Published in: Proceedings of the 20th Nordic Conference of Computational Linguistics, NODALIDA 2015, May 11-13, 2015, Vilnius, Lithuania

Linköping Electronic Conference Proceedings 109:24, s. 191-199

NEALT Proceedings Series 23:24, s. 191-199

Published: 2015-05-06

ISBN: 978-91-7519-098-3

ISSN: 1650-3686 (print), 1650-3740 (online)

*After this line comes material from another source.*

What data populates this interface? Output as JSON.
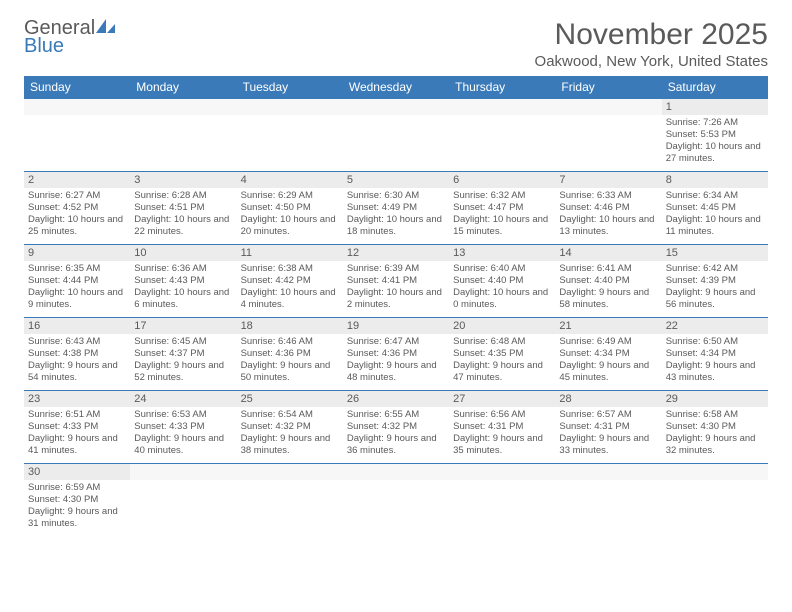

This paper presents several modifications of the standard annotation projection algorithm for syntactic structures in cross-lingual dependency parsing. Our approach avoids unnecessary dummy nodes and includes efficient data sub-set selection techniques that have a substantial impact on parser performance in terms of labeled attachment scores. We test our techniques on data from the Universal Dependency Treebank and demonstrate the improvements on a number of language pairs. We also look at treebank translation including syntax-base models and data combination techniques that push the performance even further. We achieve absolute improvements of up to almost six points in labeled attachment scores pushing the state-of-the art in cross-lingual dependency parsing for all language pairs tested in our experiments.